For another, I’d finally acquired the cred I’d always deserved. My devotion to art, previously viewed as loopy at best and suspect at worst, was now seen as admirable, prescient in fact. Even Maddie became interested in what I had to say about glazing techniques and pictorial planes. It seems I had gone from being the Last Art Hero to just Hero. Everyone, including Cashie, took to hanging around my studio, which I cleaned up a bit.
Cashie was there the day that Destiny made the announcement that changed my life.
Expressionism yourself
I’ll get to the announcement. But there are a few things you should know first. Like how Cap d’Antibes enters this story.

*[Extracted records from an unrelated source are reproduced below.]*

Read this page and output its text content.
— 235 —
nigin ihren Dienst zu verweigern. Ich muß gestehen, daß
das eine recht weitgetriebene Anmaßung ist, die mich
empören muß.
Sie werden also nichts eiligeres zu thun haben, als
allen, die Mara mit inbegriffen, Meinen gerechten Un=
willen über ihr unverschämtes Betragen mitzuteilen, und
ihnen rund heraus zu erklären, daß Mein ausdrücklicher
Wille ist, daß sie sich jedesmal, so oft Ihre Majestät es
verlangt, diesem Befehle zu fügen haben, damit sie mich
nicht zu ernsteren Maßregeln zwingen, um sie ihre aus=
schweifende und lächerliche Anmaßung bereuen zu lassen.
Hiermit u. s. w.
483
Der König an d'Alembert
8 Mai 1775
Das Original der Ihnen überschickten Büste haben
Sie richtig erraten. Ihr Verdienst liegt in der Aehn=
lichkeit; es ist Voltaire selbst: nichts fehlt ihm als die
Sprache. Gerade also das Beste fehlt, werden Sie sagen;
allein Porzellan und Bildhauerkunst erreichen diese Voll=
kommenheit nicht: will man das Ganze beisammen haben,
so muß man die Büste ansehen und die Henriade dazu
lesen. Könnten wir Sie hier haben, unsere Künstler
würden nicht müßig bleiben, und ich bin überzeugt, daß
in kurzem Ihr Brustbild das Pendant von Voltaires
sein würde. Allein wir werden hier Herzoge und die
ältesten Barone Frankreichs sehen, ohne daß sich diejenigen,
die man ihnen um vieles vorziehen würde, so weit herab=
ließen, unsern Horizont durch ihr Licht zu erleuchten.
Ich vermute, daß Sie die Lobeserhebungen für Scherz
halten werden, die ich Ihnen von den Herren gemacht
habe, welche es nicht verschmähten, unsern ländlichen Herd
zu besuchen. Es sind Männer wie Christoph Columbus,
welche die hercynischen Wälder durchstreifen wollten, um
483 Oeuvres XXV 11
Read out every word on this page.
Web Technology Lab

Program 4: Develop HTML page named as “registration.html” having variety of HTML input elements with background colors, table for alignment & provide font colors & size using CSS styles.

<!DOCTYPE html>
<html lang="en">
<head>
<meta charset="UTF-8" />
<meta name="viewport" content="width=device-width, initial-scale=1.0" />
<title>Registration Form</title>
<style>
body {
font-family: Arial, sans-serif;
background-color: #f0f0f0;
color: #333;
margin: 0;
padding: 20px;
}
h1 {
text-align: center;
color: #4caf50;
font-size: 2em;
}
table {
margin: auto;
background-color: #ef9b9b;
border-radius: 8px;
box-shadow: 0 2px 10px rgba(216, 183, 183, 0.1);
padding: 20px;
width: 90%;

Although Clean Slate marched into power over a single-plank platform, it soon became evident that they couldn’t govern by it. Clean Slate’s ‘econonomists’, as Destiny called them, had argued that their policies of cultural taxation, slashing arts subsidies and selling off creative resources for hard cash would put the country in the black. They proved just as stupid as
the economists who’d told previous governments that the answer to all the nation’s problems lay in taxing apples and oranges or that ‘work for day care’ would give toddlers a sense of responsibility. They were all wizards of Oz, sitting behind their curtains, pulling levers and blowing smoke.

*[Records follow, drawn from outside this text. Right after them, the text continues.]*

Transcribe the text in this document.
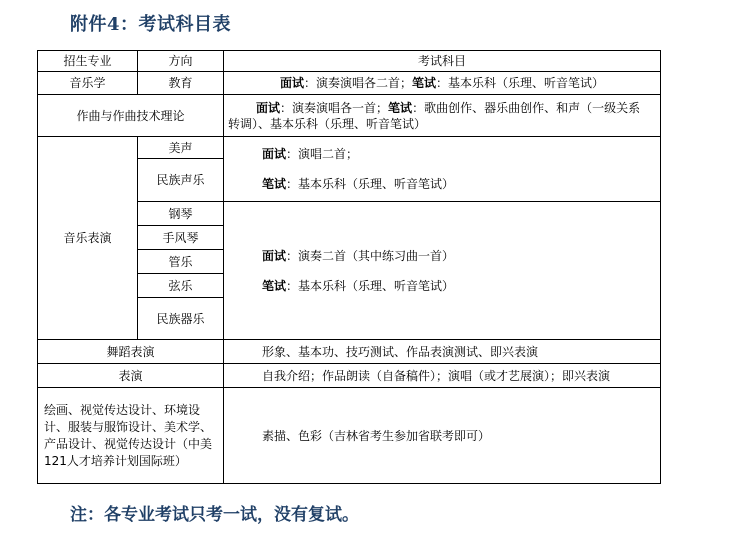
附件4：考试科目表
招生专业	方向	考试科目
音乐学	教育	面试：演奏演唱各二首；笔试：基本乐科（乐理、听音笔试）
作曲与作曲技术理论		面试：演奏演唱各一首；笔试：歌曲创作、器乐曲创作、和声（一级关系
转调）、基本乐科（乐理、听音笔试）

音乐表演	美声	面试：演唱二首；
笔试：基本乐科（乐理、听音笔试）

	民族声乐	
	钢琴	面试：演奏二首（其中练习曲一首）
笔试：基本乐科（乐理、听音笔试）

	手风琴	
	管乐	
	弦乐	
	民族器乐	
舞蹈表演		形象、基本功、技巧测试、作品表演测试、即兴表演
表演		自我介绍；作品朗读（自备稿件）；演唱（或才艺展演）；即兴表演
绘画、视觉传达设计、环境设计、服装与服饰设计、美术学、产品设计、视觉传达设计（中美121人才培养计划国际班）		素描、色彩（吉林省考生参加省联考即可）
注：各专业考试只考一试，没有复试。
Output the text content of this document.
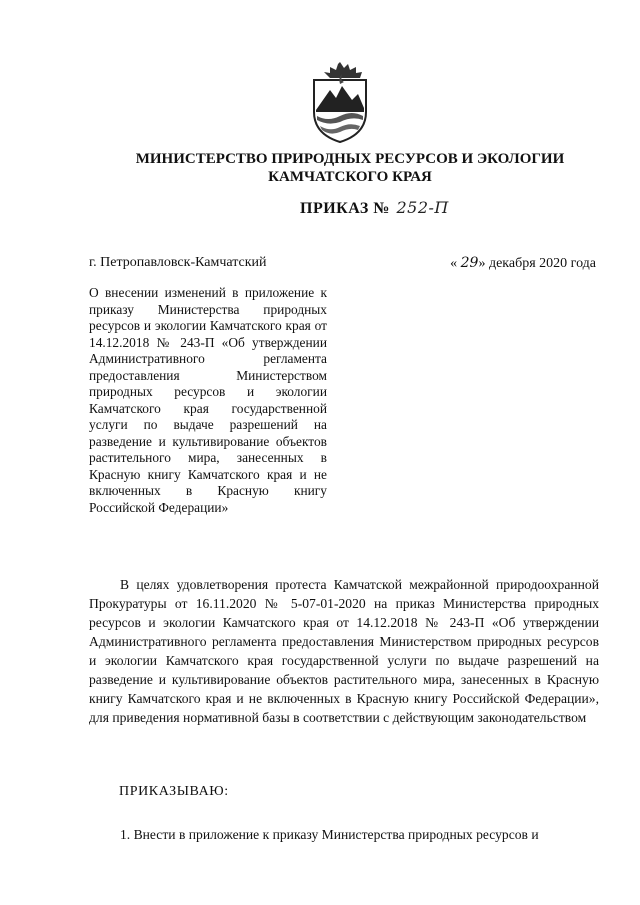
МИНИСТЕРСТВО ПРИРОДНЫХ РЕСУРСОВ И ЭКОЛОГИИ
КАМЧАТСКОГО КРАЯ
ПРИКАЗ № 252-П
г. Петропавловск-Камчатский	« 29» декабря 2020 года
О внесении изменений в приложение к приказу Министерства природных ресурсов и экологии Камчатского края от 14.12.2018 № 243-П «Об утверждении Административного регламента предоставления Министерством природных ресурсов и экологии Камчатского края государственной услуги по выдаче разрешений на разведение и культивирование объектов растительного мира, занесенных в Красную книгу Камчатского края и не включенных в Красную книгу Российской Федерации»
В целях удовлетворения протеста Камчатской межрайонной природоохранной Прокуратуры от 16.11.2020 № 5-07-01-2020 на приказ Министерства природных ресурсов и экологии Камчатского края от 14.12.2018 № 243-П «Об утверждении Административного регламента предоставления Министерством природных ресурсов и экологии Камчатского края государственной услуги по выдаче разрешений на разведение и культивирование объектов растительного мира, занесенных в Красную книгу Камчатского края и не включенных в Красную книгу Российской Федерации», для приведения нормативной базы в соответствии с действующим законодательством
ПРИКАЗЫВАЮ:
1. Внести в приложение к приказу Министерства природных ресурсов и
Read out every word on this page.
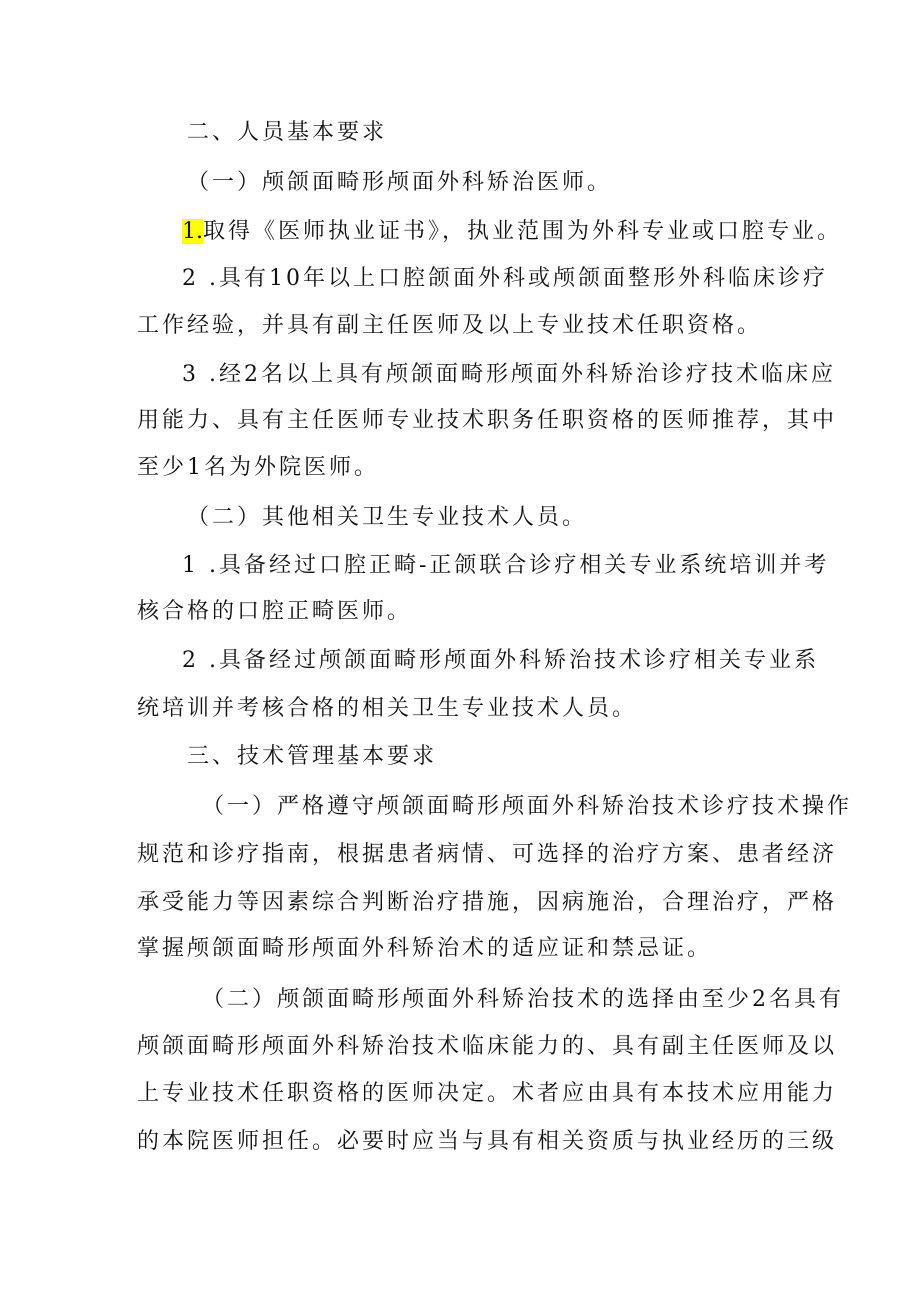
二、人员基本要求
（一）颅颌面畸形颅面外科矫治医师。
1.取得《医师执业证书》，执业范围为外科专业或口腔专业。
2 .具有10年以上口腔颌面外科或颅颌面整形外科临床诊疗
工作经验，并具有副主任医师及以上专业技术任职资格。
3 .经2名以上具有颅颌面畸形颅面外科矫治诊疗技术临床应
用能力、具有主任医师专业技术职务任职资格的医师推荐，其中
至少1名为外院医师。
（二）其他相关卫生专业技术人员。
1 .具备经过口腔正畸-正颌联合诊疗相关专业系统培训并考
核合格的口腔正畸医师。
2 .具备经过颅颌面畸形颅面外科矫治技术诊疗相关专业系
统培训并考核合格的相关卫生专业技术人员。
三、技术管理基本要求
（一）严格遵守颅颌面畸形颅面外科矫治技术诊疗技术操作
规范和诊疗指南，根据患者病情、可选择的治疗方案、患者经济
承受能力等因素综合判断治疗措施，因病施治，合理治疗，严格
掌握颅颌面畸形颅面外科矫治术的适应证和禁忌证。
（二）颅颌面畸形颅面外科矫治技术的选择由至少2名具有
颅颌面畸形颅面外科矫治技术临床能力的、具有副主任医师及以
上专业技术任职资格的医师决定。术者应由具有本技术应用能力
的本院医师担任。必要时应当与具有相关资质与执业经历的三级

The rest of the world took time out from its wars and disasters, natural and unnatural, to protest what Destiny was doing. It was particularly vexed by her proposal to tear down the Sydney Opera House and turn the space into a shopping mall for the people living in the household appliance-shaped apartment buildings erected along Circular Quay. After all, when people in other countries needed a respite from their own calamitous existence, they liked to come to our little country for a holiday. As the Opera House had long been the very artistic symbol of our very cultured nation, the first thing they did when they got here was take a photo of themselves in front of it. If Clean Slate was going to knock down the Opera House, they might as well go to…to…to somewhere else that was as warm and sunny and beautiful and peaceful and relaxed. They couldn’t think of any place off-hand, but they’d come up with something.
Speaking to Trixie Tinkles about the issue, Destiny said she couldn’t understand what the fuss was about. She smoothed back her dark hair defensively and pursed her serious little mouth. ‘The developer will take into account the fact that the Opera House is one of the architax-architextual wonders of the world? He’ll build a replica of it that’ll be the centrepiece of the mall?’

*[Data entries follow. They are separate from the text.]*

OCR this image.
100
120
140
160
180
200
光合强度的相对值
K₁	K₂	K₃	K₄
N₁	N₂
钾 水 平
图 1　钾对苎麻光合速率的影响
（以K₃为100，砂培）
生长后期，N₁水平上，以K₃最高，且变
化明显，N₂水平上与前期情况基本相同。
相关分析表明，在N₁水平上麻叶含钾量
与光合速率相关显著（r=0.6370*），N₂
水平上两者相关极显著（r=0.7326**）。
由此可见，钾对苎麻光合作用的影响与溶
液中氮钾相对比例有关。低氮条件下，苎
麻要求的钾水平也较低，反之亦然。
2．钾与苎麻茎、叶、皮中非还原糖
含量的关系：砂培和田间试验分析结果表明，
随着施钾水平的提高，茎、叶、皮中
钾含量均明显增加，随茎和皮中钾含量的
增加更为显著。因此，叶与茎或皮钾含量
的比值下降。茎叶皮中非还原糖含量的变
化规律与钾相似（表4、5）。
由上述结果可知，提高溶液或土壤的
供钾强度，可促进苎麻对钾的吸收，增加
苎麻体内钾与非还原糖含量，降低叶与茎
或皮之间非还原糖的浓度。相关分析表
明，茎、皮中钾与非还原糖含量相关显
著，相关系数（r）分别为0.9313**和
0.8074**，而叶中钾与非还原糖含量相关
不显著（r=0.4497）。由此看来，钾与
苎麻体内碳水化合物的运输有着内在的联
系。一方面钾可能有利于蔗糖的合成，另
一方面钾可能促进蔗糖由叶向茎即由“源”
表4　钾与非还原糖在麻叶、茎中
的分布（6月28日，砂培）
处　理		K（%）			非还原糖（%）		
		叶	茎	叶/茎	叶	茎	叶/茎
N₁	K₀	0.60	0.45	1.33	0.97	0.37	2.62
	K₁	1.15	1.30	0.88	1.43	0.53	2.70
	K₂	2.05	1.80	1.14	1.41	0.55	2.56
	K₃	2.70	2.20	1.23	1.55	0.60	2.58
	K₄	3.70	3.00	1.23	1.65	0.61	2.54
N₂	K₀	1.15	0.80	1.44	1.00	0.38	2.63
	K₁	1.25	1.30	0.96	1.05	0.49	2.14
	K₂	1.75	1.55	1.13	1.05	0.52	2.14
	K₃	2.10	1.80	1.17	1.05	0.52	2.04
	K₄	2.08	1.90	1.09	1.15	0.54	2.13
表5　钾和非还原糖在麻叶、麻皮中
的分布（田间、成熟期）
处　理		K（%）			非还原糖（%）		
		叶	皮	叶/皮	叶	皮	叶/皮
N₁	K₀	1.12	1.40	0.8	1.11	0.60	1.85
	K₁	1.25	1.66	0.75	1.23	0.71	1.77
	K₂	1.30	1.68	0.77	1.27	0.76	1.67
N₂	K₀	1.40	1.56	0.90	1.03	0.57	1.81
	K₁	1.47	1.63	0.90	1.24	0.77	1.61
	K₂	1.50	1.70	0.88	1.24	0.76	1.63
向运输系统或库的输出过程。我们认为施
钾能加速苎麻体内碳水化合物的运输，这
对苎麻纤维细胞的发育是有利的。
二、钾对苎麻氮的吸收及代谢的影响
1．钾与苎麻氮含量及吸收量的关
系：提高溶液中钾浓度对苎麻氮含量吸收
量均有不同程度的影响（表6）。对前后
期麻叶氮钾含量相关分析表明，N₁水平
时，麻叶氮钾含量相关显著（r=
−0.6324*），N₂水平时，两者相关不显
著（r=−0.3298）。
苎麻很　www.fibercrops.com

As Trixie Tinkles raised one eyebrow, accidentally wiggling her ears at the same time, Destiny noted that the replica would be even better than the original because it would offer opportunities for state-of-the-art, back-lit advertising displays on each of the shell-like roofs. Also, unlike the original, none of the tiles would fall off, because they’d only be drawn on. There followed a pregnant pause while Trixie attempted to get her ears under control and Destiny pondered the suspicious phrase ‘state-of-the-art’.